I am sure that Alexander Oey’s film Sandcastles: Buddhism and Global Finance started out with the very noble and necessary intent to use media to awaken those both inside and outside the global financial industry to the fundamental nature of their uneasiness and offer a path to better life. The preoccupation with global financial networks for many reflects both the desire to accumulate wealth and a notion of progress. Market watchers of the technology-driven global financial networks would seem, on the surface, to have little use for the calm, introspective mindfulness of Buddhist philosophy. But these are not normal times.

Terrorist attacks, Enron-style corporate meltdowns, and ever-widening gaps between rich and poor societies have brought renewed focus on the inherent potential of financial globalization for both great good or great unhappiness. Rather than accepting the pedestrian belief in ever-larger capitalization and the presumption that expanding global financial networks are good for everyone, both financial and belief system alternatives are being pondered, in the boardroom and the hearts and minds of individuals. Sandcastles is an attempt to raise the consciousness of viewers to the illusion inherent in the reality of global financial markets.

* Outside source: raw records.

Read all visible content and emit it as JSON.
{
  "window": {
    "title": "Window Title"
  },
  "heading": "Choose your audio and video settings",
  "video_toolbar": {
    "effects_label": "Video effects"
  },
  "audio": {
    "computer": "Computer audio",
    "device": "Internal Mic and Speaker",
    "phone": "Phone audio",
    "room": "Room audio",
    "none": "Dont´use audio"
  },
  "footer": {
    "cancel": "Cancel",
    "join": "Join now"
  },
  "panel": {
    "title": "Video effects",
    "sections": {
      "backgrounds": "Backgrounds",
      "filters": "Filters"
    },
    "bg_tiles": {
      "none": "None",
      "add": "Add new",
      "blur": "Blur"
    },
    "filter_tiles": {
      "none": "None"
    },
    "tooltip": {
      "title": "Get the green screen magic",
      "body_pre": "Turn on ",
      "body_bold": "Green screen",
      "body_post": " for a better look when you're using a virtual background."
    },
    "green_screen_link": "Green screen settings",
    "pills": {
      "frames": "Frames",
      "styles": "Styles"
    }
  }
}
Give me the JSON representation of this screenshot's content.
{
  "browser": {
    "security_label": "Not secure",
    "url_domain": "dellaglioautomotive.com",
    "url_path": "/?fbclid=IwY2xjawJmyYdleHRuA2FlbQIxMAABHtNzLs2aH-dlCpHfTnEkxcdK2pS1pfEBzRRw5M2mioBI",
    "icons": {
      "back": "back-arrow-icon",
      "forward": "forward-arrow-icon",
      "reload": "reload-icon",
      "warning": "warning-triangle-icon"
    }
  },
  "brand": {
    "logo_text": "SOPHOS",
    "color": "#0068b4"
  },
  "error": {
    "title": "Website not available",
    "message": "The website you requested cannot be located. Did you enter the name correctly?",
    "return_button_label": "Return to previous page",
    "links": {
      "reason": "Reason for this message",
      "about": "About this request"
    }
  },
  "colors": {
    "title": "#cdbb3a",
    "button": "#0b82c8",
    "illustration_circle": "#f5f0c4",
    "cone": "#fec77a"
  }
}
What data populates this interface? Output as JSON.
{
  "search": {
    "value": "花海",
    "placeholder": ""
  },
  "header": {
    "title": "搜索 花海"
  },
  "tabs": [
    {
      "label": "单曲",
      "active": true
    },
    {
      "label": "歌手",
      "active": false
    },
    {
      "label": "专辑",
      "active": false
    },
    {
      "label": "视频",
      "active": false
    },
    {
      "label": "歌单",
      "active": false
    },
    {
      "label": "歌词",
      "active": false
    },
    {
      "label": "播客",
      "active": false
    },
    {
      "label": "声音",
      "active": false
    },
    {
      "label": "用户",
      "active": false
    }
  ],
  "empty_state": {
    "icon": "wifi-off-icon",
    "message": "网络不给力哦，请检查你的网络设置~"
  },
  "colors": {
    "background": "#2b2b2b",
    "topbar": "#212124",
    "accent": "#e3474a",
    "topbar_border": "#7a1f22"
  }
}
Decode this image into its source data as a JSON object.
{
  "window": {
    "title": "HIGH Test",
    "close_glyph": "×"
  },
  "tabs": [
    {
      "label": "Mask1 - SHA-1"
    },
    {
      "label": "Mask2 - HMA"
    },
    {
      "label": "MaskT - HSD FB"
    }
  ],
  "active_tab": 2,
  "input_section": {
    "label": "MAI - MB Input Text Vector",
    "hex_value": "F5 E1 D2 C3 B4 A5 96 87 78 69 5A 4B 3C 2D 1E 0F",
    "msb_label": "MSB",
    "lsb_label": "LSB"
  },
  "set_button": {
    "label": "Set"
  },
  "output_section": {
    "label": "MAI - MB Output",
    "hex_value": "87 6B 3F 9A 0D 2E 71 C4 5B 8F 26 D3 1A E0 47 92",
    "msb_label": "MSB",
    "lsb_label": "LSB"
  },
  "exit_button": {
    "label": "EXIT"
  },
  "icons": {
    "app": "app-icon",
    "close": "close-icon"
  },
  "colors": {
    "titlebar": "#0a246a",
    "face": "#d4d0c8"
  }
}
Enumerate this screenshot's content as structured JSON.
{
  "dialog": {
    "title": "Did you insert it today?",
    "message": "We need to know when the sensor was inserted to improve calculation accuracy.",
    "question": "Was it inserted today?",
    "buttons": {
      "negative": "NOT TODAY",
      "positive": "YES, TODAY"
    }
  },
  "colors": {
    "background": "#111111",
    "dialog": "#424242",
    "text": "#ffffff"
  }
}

Sandcastles features alternating narration from a pair of university lecturers, American sociologist Saskia Sassen and Dutch economist Arnoud Boot, as well as regularly inserted commentary by a Buddhist teacher, Dzongzar Khyentse Rinpoche. The featured speakers never actually meet or converse with each other during the film, but alternate according to the film director’s editing. A recurring visual montage, a glowing global marketplace of floor traders pondering market movements with furtive eyes, is interrupted at least twice by unexplained footage of tourists ambling about a knee-high large scale model city. A rather hypnotic synthesized soundtrack adds to the general sense of the illusory nature of market forces at work. The film demonstrates that the subjective irrational exuberance of global financial wealth is merely an illusionary reality, divorced from the very real human crises created by abrupt profit taking in sterile, publicly invisible financial trading floors.

The film director chooses not to intersperse any visual exemplars of the human crises that are alluded to by sociologist Sassen, and I think the film might have benefited from something more visual diversity, particularly if the film was to appeal to younger viewers, such as high school or undergraduate college audiences. An additional deficit for this film is that only one speaker, Rinpoche, presents his thematic analysis of the illusionary nature of material wealth. While it might have been entertaining for Rinpoche to actually visit a global trading floor and conduct his own remonstration with either traders or academics, the film ultimately compartmentalizes each speaker in their own unchallenged monologue and apparent comfort zone. The entire affect, then, is more of a lecture than entertainment. The narrative by Sassen and Boot is necessary, yet disconnected and almost the equivalent of academic stock footage, a convenient foil for Rinpoche’s philosophical perspective on the distribution of wealth and the nature of compassion in a world dominated by global finance.

As a unique attempt to bring two complex world views together, I commend the Director Oey and hope his genuine interest in opening the eyes of others to the sources of unhappiness will continue.

Declaration of competing interests: I practice organized Buddhism with the Soka Gakkai International, which has no affiliation that I know of with the Dutch Buddhist Broadcasting Foundation.